Je peux pas te laisser comme ça mon amour, il faut que je règle ton problème.

Non, c'est bon, ça va passer tout seul, repose-toi plutôt.

Tu es épuisé ça y est ?

Non, toujours pas. Protesta John par fierté.

Alors on y retourne.

Non !

Tu abandonnes ?

Jamais !

A ta guise !

Randy retourna John une nouvelle fois malgré ses protestations, le membre de ce dernier était dur mais extrêmement sensible. Randy le savait, il l'avait fait jouir 5 fois déjà et il n'était pas assez cruel pour le toucher de nouveau, son amant y recevrait plus de douleur que de plaisir ce qui n'était clairement pas son but mais ça n'empêchait pas de réaliser ce qu'il avait en tête depuis un moment déjà. Il descendit sa bouche vers l'objet de sa convoitise et John rua en criant pour se libérer, Randy raffermit sa prise fortement avant de commencer à lui faire un suçon sur l'aine. Les cris de John dépassèrent de loin les décibels autorisés mais Randy poursuivit sa marque jusqu'au bout avec un sourire ravi lorsque John jouit une fois de plus face à ses actions. Il gisait maintenant sur le lit, le souffle court, les yeux fermés, visiblement incapable de bouger le moindre muscle.

Encore ? Demanda Randy.

Non, c'est bon tu as gagné bébé.

Comme toujours mon ange.

Mais je prendrais ma revanche…dès que je serais capable de bouger. Ajouta-t-il après avoir essayé en vain de se redresser.

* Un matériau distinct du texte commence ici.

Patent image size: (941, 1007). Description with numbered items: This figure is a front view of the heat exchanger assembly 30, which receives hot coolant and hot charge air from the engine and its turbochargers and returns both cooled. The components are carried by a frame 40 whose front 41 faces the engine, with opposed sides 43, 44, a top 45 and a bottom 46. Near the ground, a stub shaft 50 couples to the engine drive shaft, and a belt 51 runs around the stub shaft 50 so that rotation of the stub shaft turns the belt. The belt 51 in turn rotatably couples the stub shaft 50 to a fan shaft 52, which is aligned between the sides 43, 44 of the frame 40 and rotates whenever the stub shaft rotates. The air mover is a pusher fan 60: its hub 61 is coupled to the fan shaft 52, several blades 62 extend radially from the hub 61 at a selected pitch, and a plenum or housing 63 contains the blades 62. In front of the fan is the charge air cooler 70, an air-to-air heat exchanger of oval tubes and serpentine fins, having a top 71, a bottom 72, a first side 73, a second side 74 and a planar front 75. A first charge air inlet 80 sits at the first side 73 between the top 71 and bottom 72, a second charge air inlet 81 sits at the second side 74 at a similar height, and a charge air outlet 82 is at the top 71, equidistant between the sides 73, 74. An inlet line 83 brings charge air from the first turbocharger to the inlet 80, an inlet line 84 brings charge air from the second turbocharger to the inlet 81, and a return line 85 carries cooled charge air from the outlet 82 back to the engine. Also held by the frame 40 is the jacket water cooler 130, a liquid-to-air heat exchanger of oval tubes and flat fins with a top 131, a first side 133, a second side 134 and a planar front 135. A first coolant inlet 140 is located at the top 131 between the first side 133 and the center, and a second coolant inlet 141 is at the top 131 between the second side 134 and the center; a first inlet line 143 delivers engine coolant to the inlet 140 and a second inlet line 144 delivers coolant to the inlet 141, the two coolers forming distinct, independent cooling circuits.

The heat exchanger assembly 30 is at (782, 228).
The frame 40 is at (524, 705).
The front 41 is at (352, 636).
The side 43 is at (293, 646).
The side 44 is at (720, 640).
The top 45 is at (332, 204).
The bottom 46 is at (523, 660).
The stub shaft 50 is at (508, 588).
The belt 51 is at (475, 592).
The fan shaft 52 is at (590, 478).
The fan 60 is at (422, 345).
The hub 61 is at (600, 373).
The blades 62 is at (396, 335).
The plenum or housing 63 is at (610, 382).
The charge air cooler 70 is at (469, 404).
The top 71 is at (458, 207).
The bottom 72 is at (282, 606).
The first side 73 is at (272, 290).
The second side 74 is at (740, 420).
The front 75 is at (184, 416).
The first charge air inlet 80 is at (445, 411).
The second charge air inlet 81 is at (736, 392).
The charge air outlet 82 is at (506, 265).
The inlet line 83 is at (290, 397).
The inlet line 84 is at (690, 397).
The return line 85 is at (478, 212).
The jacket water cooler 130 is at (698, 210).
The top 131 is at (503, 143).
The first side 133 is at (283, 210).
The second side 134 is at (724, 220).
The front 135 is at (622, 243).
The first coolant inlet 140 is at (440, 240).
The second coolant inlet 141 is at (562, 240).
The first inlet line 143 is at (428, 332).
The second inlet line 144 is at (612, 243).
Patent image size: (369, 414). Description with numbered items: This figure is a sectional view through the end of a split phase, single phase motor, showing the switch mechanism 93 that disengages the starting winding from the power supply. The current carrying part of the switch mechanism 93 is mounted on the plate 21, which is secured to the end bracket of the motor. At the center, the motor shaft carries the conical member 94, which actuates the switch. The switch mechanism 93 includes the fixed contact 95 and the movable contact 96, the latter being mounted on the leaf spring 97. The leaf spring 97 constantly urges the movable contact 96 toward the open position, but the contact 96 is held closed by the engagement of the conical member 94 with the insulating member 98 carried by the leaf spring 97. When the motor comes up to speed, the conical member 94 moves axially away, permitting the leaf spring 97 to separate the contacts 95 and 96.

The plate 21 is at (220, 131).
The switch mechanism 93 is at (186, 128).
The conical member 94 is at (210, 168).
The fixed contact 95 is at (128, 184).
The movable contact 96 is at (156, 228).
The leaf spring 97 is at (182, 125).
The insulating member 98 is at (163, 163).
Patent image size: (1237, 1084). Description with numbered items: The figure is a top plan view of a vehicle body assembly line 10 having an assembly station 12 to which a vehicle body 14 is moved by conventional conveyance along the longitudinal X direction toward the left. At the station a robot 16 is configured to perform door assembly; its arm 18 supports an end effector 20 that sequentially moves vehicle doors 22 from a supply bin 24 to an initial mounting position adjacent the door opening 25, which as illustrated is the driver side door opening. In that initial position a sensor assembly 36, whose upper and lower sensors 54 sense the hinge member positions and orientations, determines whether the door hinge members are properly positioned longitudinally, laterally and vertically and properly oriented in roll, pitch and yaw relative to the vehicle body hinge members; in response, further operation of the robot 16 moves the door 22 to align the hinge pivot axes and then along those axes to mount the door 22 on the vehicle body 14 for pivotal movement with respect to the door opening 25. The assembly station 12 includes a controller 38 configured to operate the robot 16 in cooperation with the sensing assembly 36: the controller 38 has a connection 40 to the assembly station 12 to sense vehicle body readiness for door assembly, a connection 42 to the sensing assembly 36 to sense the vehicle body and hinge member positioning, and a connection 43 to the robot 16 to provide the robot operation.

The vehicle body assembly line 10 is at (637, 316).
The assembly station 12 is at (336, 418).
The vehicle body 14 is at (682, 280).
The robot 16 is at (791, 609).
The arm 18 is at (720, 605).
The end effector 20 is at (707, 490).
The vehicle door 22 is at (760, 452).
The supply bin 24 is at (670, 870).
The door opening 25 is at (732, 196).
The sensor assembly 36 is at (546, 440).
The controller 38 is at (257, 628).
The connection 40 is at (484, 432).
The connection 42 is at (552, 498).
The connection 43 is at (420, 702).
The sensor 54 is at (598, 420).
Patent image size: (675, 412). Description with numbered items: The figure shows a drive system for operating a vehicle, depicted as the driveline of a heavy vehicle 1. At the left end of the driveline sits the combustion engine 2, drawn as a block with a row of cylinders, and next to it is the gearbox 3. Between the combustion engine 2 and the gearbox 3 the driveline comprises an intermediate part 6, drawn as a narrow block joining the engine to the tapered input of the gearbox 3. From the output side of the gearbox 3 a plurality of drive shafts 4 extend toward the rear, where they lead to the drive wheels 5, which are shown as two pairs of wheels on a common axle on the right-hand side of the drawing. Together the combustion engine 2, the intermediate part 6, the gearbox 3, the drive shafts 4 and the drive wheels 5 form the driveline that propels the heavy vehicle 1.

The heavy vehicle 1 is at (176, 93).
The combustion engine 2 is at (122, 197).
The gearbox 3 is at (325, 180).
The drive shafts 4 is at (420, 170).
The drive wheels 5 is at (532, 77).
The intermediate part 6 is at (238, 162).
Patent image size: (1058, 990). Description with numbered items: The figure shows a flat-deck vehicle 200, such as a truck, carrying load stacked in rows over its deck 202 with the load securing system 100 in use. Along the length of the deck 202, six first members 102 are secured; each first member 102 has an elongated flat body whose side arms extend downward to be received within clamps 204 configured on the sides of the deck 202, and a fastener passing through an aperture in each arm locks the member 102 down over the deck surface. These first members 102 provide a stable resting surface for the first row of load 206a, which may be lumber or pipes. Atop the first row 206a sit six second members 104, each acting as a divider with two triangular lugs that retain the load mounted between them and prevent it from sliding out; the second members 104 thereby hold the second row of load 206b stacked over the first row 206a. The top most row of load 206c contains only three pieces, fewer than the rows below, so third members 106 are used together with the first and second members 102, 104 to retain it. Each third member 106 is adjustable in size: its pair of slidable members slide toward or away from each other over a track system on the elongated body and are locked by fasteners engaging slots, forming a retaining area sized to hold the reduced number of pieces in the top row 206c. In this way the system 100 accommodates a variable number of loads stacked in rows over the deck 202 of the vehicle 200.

Quand apprendras-tu chéri ? Lui demanda Randy désapprobateur.

Jamais…

John s'endormit aussitôt et Randy sourit en le regardant gigoter d'inconfort, il se leva pour nettoyer le corps de son homme avec une infinie douceur et le couvrit pour qu'il n'ait pas froid dans son sommeil. Il l'avait fait jouir 6 fois en 1h10 avant qu'il se décide à abandonner, John était décidément l'homme parfait pour lui, aucun autre ne serait assez fort et assez têtu pour jouer à ce petit jeu avec lui et il se coucha près de lui pour le regarder dormir avec un amour infini sur le visage.